Executive Summary
PRC officials made a series of commitments in 2011 to break existing links between indigenous innovation and government procurement preferences – a significant concern for the US-China Business Council and its member companies. These included a State Council notice, issued in November, requiring provincial and local governments to halt implementation of any measures that link innovation and government procurement within regulatory documents, to review existing regulatory documents for provisions that may need to be eliminated, and to report results to the State Council before the end of December 2011.
Not all such sub-national governments have yet announced their compliance with these requirements. To facilitate continued discussion on China’s full implementation of its pledges, USCBC is regularly updating a report covering the central, provincial, and local policy changes on indigenous innovation. This report is designed to ensure full implementation of China’s commitments at the provincial and local level since January 2011, with a particular focus on those documents released since the November 2011 notice.

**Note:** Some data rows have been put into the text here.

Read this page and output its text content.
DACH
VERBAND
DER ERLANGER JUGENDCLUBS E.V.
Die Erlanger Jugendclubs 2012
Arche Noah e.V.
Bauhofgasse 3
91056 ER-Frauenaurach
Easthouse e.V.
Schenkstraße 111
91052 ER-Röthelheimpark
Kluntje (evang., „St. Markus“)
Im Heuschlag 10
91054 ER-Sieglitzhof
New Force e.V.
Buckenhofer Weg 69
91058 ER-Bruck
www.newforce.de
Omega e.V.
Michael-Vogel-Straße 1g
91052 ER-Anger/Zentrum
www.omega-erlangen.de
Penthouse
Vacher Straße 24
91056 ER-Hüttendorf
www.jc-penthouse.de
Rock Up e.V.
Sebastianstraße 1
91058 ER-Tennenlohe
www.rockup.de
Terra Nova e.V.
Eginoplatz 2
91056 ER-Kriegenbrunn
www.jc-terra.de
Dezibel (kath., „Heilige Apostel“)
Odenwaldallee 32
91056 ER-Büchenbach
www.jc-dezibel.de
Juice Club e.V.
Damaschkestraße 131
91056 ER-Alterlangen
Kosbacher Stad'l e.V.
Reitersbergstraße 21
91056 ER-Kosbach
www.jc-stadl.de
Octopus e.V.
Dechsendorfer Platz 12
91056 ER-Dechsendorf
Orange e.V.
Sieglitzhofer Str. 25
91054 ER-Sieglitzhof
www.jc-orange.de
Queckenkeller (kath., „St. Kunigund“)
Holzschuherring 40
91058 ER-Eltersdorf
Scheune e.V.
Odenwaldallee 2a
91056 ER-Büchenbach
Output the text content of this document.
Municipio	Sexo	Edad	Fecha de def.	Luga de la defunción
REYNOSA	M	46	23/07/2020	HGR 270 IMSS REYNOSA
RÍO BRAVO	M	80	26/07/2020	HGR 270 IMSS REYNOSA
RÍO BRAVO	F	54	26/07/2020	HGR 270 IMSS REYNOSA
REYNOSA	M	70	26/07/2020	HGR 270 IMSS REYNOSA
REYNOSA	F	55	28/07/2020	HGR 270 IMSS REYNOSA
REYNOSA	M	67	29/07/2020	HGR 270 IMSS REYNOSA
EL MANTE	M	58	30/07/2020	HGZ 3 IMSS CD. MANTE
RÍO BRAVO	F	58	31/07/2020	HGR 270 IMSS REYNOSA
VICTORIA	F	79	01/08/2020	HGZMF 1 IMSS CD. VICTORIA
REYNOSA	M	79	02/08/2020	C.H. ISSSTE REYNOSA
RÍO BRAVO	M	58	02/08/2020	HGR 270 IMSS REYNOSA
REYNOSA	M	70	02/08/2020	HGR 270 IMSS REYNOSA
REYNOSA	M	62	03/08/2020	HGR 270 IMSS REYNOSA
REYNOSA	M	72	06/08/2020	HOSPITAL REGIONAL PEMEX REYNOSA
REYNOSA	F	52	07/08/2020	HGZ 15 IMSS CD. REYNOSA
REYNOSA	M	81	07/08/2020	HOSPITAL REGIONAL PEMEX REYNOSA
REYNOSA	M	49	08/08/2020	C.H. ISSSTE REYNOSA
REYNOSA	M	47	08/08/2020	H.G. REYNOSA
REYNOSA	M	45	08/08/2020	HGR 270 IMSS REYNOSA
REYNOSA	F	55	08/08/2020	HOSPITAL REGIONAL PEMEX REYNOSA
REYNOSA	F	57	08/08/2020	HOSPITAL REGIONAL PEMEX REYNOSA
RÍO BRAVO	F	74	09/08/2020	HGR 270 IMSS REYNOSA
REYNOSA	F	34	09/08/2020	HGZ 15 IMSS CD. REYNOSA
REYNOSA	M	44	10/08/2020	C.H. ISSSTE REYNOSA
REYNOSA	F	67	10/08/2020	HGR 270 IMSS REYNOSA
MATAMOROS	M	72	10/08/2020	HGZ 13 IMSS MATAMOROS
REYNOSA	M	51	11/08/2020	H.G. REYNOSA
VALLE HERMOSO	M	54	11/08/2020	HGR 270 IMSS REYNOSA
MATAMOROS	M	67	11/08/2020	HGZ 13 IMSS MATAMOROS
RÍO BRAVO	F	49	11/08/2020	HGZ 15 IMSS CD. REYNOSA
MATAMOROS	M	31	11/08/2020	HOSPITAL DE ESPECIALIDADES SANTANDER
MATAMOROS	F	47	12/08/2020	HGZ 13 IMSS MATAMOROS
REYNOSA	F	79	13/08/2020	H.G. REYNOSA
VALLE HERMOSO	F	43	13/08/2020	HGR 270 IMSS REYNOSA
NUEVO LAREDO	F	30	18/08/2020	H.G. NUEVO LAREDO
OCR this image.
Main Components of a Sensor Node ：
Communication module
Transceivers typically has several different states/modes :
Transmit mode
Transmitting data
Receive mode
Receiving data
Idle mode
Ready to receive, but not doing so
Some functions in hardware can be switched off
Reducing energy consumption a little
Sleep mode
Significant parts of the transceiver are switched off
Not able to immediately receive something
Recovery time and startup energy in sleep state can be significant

- As of May 2014, 19 provinces have released notices and announcements to comply with central government requirements. Fourteen provinces—Anhui, Beijing, Chongqing, Guangdong, Guizhou, Hebei, Hunan, Inner Mongolia, Jiangsu, Jiangxi, Jilin, Liaoning, Tianjin, Xinjiang, and Yunnan— have complied to some degree after the November State Council notice was issued. An additional 4 provinces — Fujian, Gansu, Shandong, and Shanghai —did so before the notice.
- An additional 39 sub-provincial units—ranging from Chengdu, Sichuan to Wuxi, Jiangsu—have issued notices and announcements to comply with central government requirements.
- However, significant work still remains: 12 provinces have not released any measures since January 2011 to implement central-level pledges, including some notable locations where foreign companies have investment such as Sichuan and Zhejiang provinces.
- In addition, USCBC has found seven local regulations formally linking indigenous innovation and government procurement released even after such links were prohibited by the State Council’s November 17 notice, suggesting that further vigilance is needed on these issues.
- USCBC recommends that US government officials continue to raise this issue to ensure full and consistent compliance, including at the Strategic & Economic Dialogue, Joint Commission on Commerce and Trade, and other relevant bilateral meetings.